A Dulce nunca apareceu em colunas sociais. Casada há dez anos e mãe de cinco filhos, havia trabalhado fora de casa no passado, bem antes do casamento, mas não trabalhava mais. O marido dizia que o trabalho dela era lavar, passar, cozinhar e cuidar das crianças. O dinheiro que ele ganhava não era suficiente para todas as despesas. Quando a Dulce falava sobre isso, ele batia nela. Pensou muitas vezes em ir embora, em voltar para a casa dos pais. Mas estes lhe diziam que ela não podia fazer isso. “Você tem que viver com seu marido, com o pai dos seus filhos. Se entenda com ele”. Ela sabia que precisava sair dali. Mas onde iria morar? Como iria viver? Com medo das privações da vida, a Dulce ia suportando calada a miséria e a desgraça de seus dias.

A situação da família piorava a cada criança que nascia. Mais uma boca para comer significava menos comida na boca de todo mundo.
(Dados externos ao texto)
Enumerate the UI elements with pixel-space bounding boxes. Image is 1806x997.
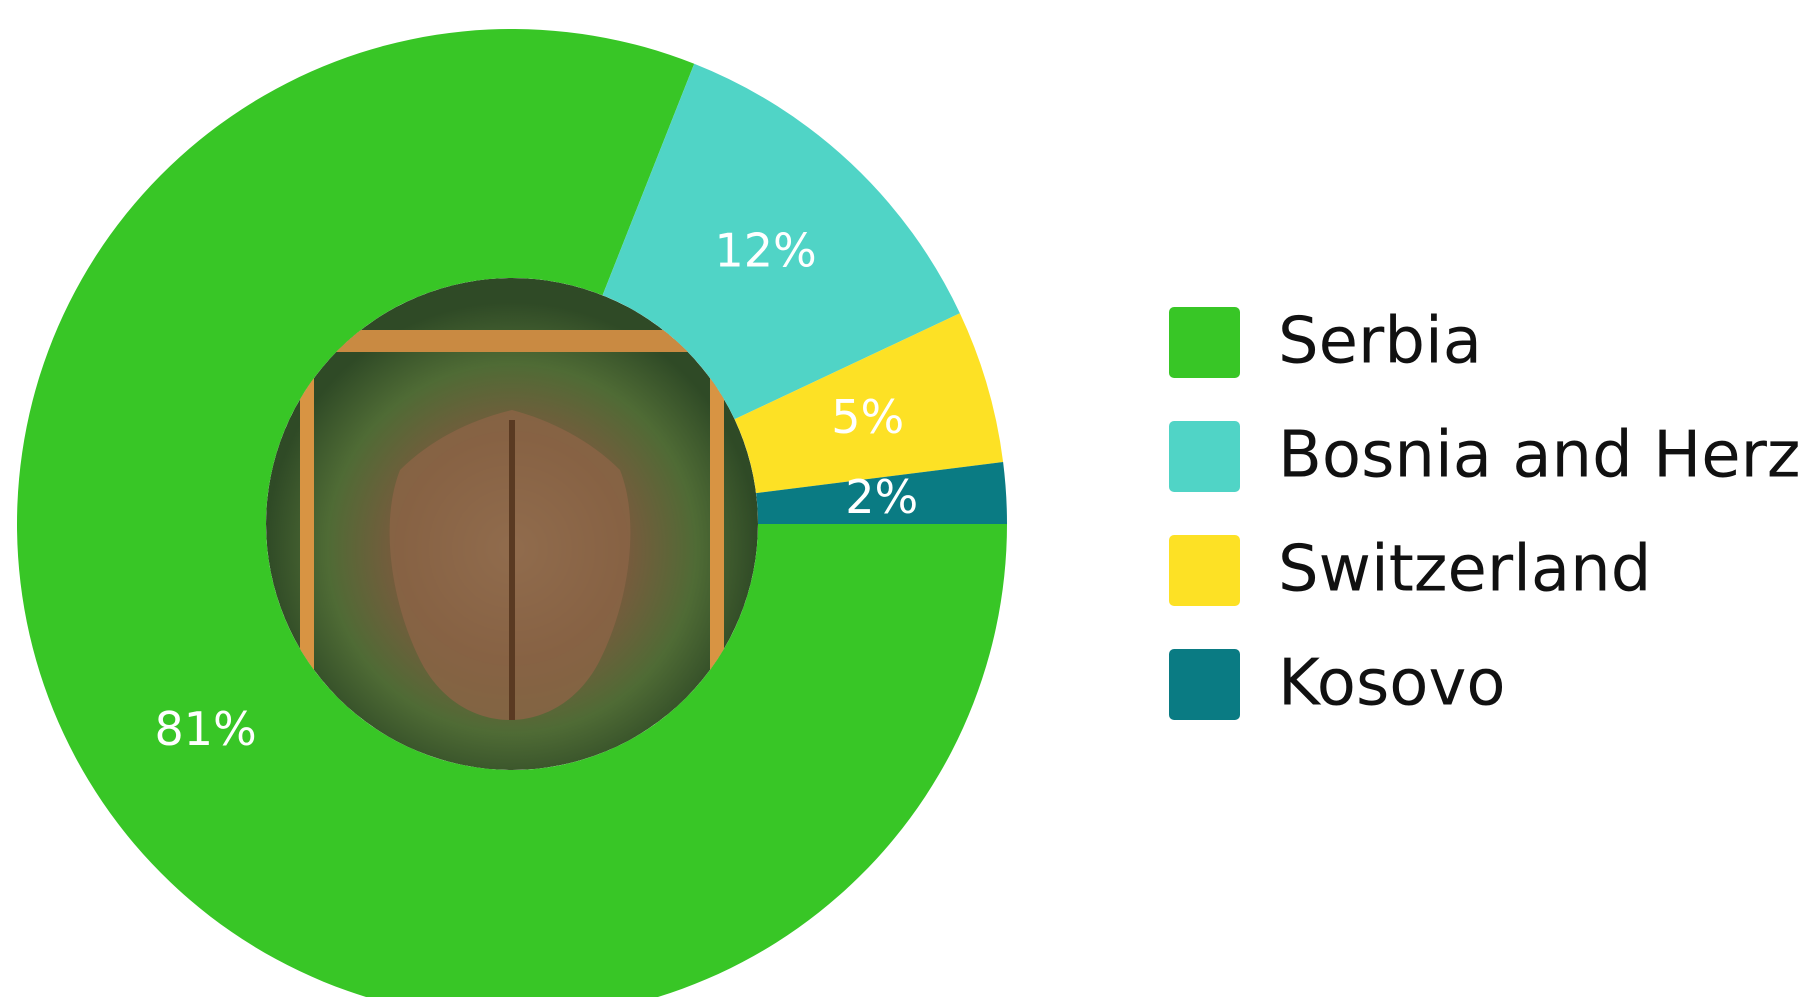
slice — [17, 29, 1007, 997]
legend-swatch — [1169, 421, 1240, 492]
legend-label: Switzerland — [1278, 533, 1651, 607]
donut — [17, 29, 1007, 997]
legend-swatch — [1169, 307, 1240, 378]
value-label: 2% — [845, 470, 918, 524]
legend: Serbia Bosnia and Herz. Switzerland Kosovo — [1169, 305, 1806, 721]
legend-swatch — [1169, 649, 1240, 720]
slice — [734, 313, 1004, 494]
legend-label: Kosovo — [1278, 647, 1505, 721]
legend-label: Bosnia and Herz. — [1278, 419, 1806, 493]
legend-swatch — [1169, 535, 1240, 606]
center-photo — [266, 278, 758, 770]
value-label: 12% — [714, 223, 816, 277]
legend-label: Serbia — [1278, 305, 1482, 379]
slice — [756, 461, 1007, 524]
value-label: 5% — [831, 390, 904, 444]
slice — [602, 63, 960, 420]
value-label: 81% — [154, 702, 256, 756]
A Dulce amava seus filhos, mas sabia que não poderia criar outros. Uma vizinha, então, falou pra ela de uma pílula que evitava filho. Escondida do marido, a Dulce passou a usar o remédio. Como não tinha dinheiro para comprar, era a vizinha que arrumava os comprimidos. Desconfiado, o marido acabou descobrindo e achou que Dulce andava tomando aquelas pílulas porque tinha outro homem. Nesse dia, ele a espancou e a proibiu de voltar a usar o remédio. Pouco tempo depois, ela estava grávida de novo.

Mas decidiu que não poderia ter aquele filho. Não haveria condições de criá-lo. O melhor era fazer um aborto. “Só em caso de estupro ou risco de morte para a mãe”, disseram. Algumas pessoas chegaram até a condená-la pelo fato de querer interromper a gravidez. “Você não pode fazer isso. É um crime!”. Dulce não entendia. Se o aborto era um crime, que nome eles davam, então, à vida miserável e cheia de privações que ela sempre levou? Por fim, acabou tendo o filho. Mais um.
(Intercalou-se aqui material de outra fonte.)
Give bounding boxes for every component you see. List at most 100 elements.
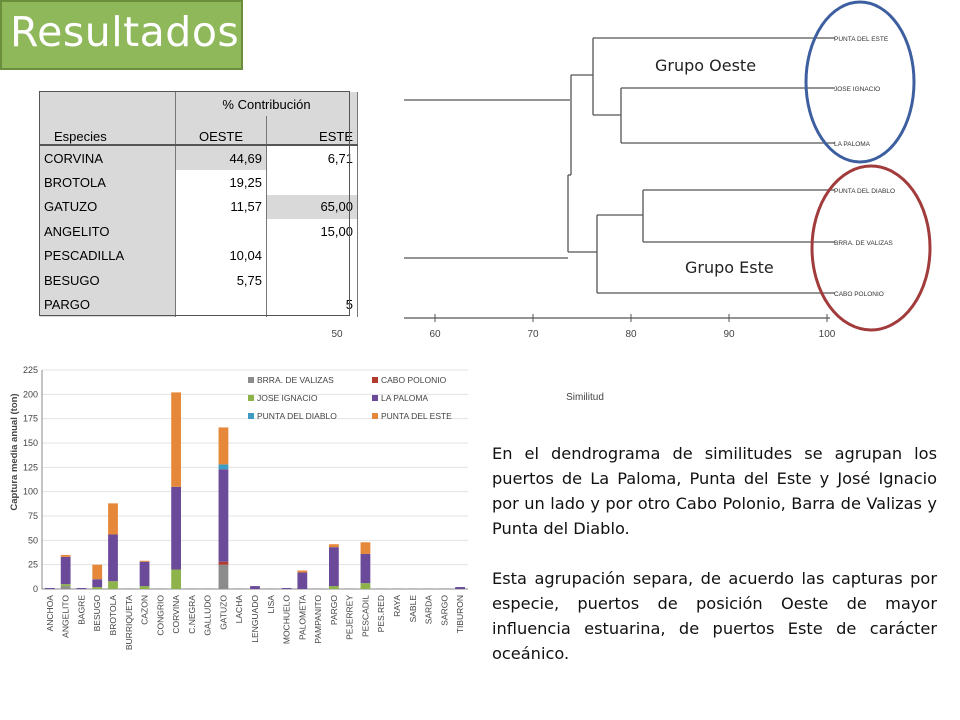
chart-x-labels: ANCHOA ANGELITO BAGRE BESUGO BROTOLA BURRIQUE… bbox=[45, 595, 465, 650]
dendrogram-branches bbox=[404, 37, 835, 294]
table-header-blank bbox=[40, 92, 176, 116]
chart-bar-segment bbox=[44, 588, 55, 589]
chart-bar-segment bbox=[139, 561, 150, 587]
chart-x-tick-label: SABLE bbox=[408, 595, 418, 623]
chart-bar-segment bbox=[218, 561, 229, 565]
chart-bar-segment bbox=[328, 586, 339, 589]
chart-bar-segment bbox=[407, 588, 418, 589]
chart-bar-segment bbox=[60, 554, 71, 557]
chart-x-tick-label: PESCADIL bbox=[360, 595, 370, 637]
chart-y-tick-label: 75 bbox=[28, 511, 38, 521]
group-west-label: Grupo Oeste bbox=[655, 56, 756, 75]
chart-x-tick-label: BROTOLA bbox=[108, 595, 118, 636]
chart-x-tick-label: SARDA bbox=[424, 595, 434, 625]
chart-bar-segment bbox=[234, 588, 245, 589]
chart-bar-segment bbox=[139, 560, 150, 562]
chart-bar-segment bbox=[218, 469, 229, 562]
dendrogram-leaf: BRRA. DE VALIZAS bbox=[834, 240, 893, 247]
table-col-species: Especies bbox=[40, 116, 176, 146]
chart-x-tick-label: ANGELITO bbox=[61, 595, 71, 638]
chart-bar-segment bbox=[250, 586, 260, 589]
chart-bar-segment bbox=[218, 427, 229, 465]
chart-y-tick-label: 200 bbox=[23, 389, 38, 399]
chart-x-tick-label: PARGO bbox=[329, 595, 339, 625]
chart-bar-segment bbox=[92, 564, 103, 580]
contribution-table: % Contribución Especies OESTE ESTE CORVI… bbox=[40, 92, 358, 317]
table-header-row: % Contribución bbox=[40, 92, 358, 116]
chart-bar-segment bbox=[60, 584, 71, 587]
chart-bar-segment bbox=[360, 542, 371, 554]
dendrogram: 50 60 70 80 90 100 Similitud PUNTA DEL E… bbox=[331, 0, 932, 403]
chart-bar-segment bbox=[360, 553, 371, 584]
table-cell-oeste: 19,25 bbox=[175, 170, 267, 195]
chart-x-tick-label: CORVINA bbox=[171, 595, 181, 634]
table-cell-oeste: 10,04 bbox=[175, 243, 267, 268]
chart-x-tick-label: PALOMETA bbox=[297, 595, 307, 640]
chart-x-tick-label: GATUZO bbox=[218, 595, 228, 630]
chart-x-tick-label: RAYA bbox=[392, 595, 402, 617]
chart-x-tick-label: C.NEGRA bbox=[187, 595, 197, 634]
table-cell-oeste: 5,75 bbox=[175, 267, 267, 293]
chart-legend-label: LA PALOMA bbox=[381, 393, 428, 403]
east-group-ellipse bbox=[810, 164, 932, 332]
dendrogram-leaf: PUNTA DEL DIABLO bbox=[834, 188, 895, 195]
chart-bar-segment bbox=[392, 588, 402, 589]
chart-x-tick-label: LENGUADO bbox=[250, 595, 260, 643]
slide-title: Resultados bbox=[10, 8, 240, 56]
dendrogram-tick-label: 60 bbox=[429, 329, 441, 340]
chart-y-tick-label: 150 bbox=[23, 438, 38, 448]
table-row: BESUGO 5,75 bbox=[40, 267, 358, 293]
chart-legend-swatch bbox=[248, 413, 254, 419]
chart-x-tick-label: PEJERREY bbox=[345, 595, 355, 640]
chart-bar-segment bbox=[455, 587, 466, 589]
chart-bar-segment bbox=[313, 588, 324, 589]
paragraph-dendrogram: En el dendrograma de similitudes se agru… bbox=[492, 444, 937, 538]
chart-y-tick-label: 175 bbox=[23, 414, 38, 424]
slide-title-box: Resultados bbox=[0, 0, 243, 70]
chart-bar-segment bbox=[423, 588, 434, 589]
table-cell-species: BESUGO bbox=[40, 267, 176, 293]
dendrogram-leaf: JOSE IGNACIO bbox=[834, 86, 880, 93]
table-cell-oeste bbox=[175, 219, 267, 244]
chart-x-tick-label: SARGO bbox=[439, 595, 449, 626]
chart-bar-segment bbox=[360, 583, 371, 589]
chart-legend-swatch bbox=[248, 377, 254, 383]
chart-legend-label: BRRA. DE VALIZAS bbox=[257, 375, 334, 385]
chart-bars bbox=[44, 392, 466, 589]
chart-legend-swatch bbox=[248, 395, 254, 401]
chart-x-tick-label: PAMPANITO bbox=[313, 595, 323, 644]
table-cell-species: BROTOLA bbox=[40, 170, 176, 195]
table-row: PESCADILLA 10,04 bbox=[40, 243, 358, 268]
chart-bar-segment bbox=[92, 579, 103, 588]
table-cell-este: 6,71 bbox=[266, 145, 358, 171]
dendrogram-leaf: PUNTA DEL ESTE bbox=[834, 36, 889, 43]
chart-legend: BRRA. DE VALIZAS CABO POLONIO JOSE IGNACIO… bbox=[248, 375, 452, 421]
dendrogram-tick-label: 70 bbox=[527, 329, 539, 340]
table-subheader-row: Especies OESTE ESTE bbox=[40, 116, 358, 146]
chart-bar-segment bbox=[171, 486, 182, 570]
chart-legend-label: PUNTA DEL DIABLO bbox=[257, 411, 337, 421]
table-cell-oeste: 44,69 bbox=[175, 145, 267, 171]
chart-y-tick-label: 0 bbox=[33, 584, 38, 594]
chart-legend-label: PUNTA DEL ESTE bbox=[381, 411, 452, 421]
table-cell-species: PARGO bbox=[40, 292, 176, 317]
chart-bar-segment bbox=[171, 569, 182, 589]
table-cell-este bbox=[266, 267, 358, 293]
dendrogram-leaf: LA PALOMA bbox=[834, 141, 871, 148]
table-row: BROTOLA 19,25 bbox=[40, 170, 358, 195]
chart-bar-segment bbox=[297, 572, 308, 589]
chart-x-tick-label: LISA bbox=[266, 595, 276, 614]
dendrogram-axis-title: Similitud bbox=[566, 392, 604, 403]
chart-x-tick-label: BURRIQUETA bbox=[124, 595, 134, 650]
chart-y-axis-label: Captura media anual (ton) bbox=[9, 393, 20, 510]
chart-legend-label: CABO POLONIO bbox=[381, 375, 447, 385]
table-col-oeste: OESTE bbox=[175, 116, 267, 146]
table-col-este: ESTE bbox=[266, 116, 358, 146]
dendrogram-tick-label: 100 bbox=[819, 329, 836, 340]
chart-bar-segment bbox=[328, 544, 339, 548]
dendrogram-tick-label: 50 bbox=[331, 329, 343, 340]
chart-x-tick-label: ANCHOA bbox=[45, 595, 55, 632]
chart-bar-segment bbox=[328, 547, 339, 587]
table-cell-species: PESCADILLA bbox=[40, 243, 176, 268]
chart-bar-segment bbox=[92, 587, 103, 589]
Quando outra vez foi agredida pelo marido, Dulce, incentivada por uma amiga, resolveu que não suportaria mais viver daquela forma. Disseram a ela que havia uma lei que protegia as mulheres contra a violência doméstica. “Agora o agressor vai pra cadeia.”, contaram. Mas não demorou muito para Dulce perceber que a tal lei não era essa proteção toda que o governo falava. Dependente economicamente do marido, como Dulce iria se sustentar sem emprego? Onde se abrigaria até conseguir uma casa para morar? Com quem deixaria os filhos na hora de sair para arranjar trabalho ou mesmo para ir trabalhar?

A Dulce só não foi morar na rua porque uma amiga a acolheu. Para alimentar as crianças, precisava de dinheiro. Mas não havia emprego para todo mundo. Depois de muito tempo, apareceu um. De faxineira. “Como se as mulheres só soubessem fazer isso”, reclamava Dulce para si mesma. Na empresa, ela fazia o mesmo serviço que o Salvador, mas ganhava menos. O Salvador achava isso errado. “Fazem você de mão-de-obra barata pra lucrar mais. Nesse mundo, dizer que mulher é inferior é um bom negócio pra eles.”.

Outro dia, depois do trabalho, Dulce assistia em casa a uma reportagem na TV sobre o dia Internacional da Mulher, o 8 de março. O repórter falava sobre o espaço que as mulheres conquistaram no mercado de trabalho, a independência, a liberdade e sobre como todas elas eram iguais atualmente. Dulce sabia que o seu mundo e o de tantas outras que viviam como ela não era aquele pintado na TV. A verdade não é a das colunas sociais.

Do seu canto, observando com perplexidade tudo aquilo e pensando na própria vida, Dulce murmurou algo que nem ela mesma ouviu. Mas, lá dentro do peito, ela sentiu o baque de suas palavras como se fossem tambores anunciando uma novidade.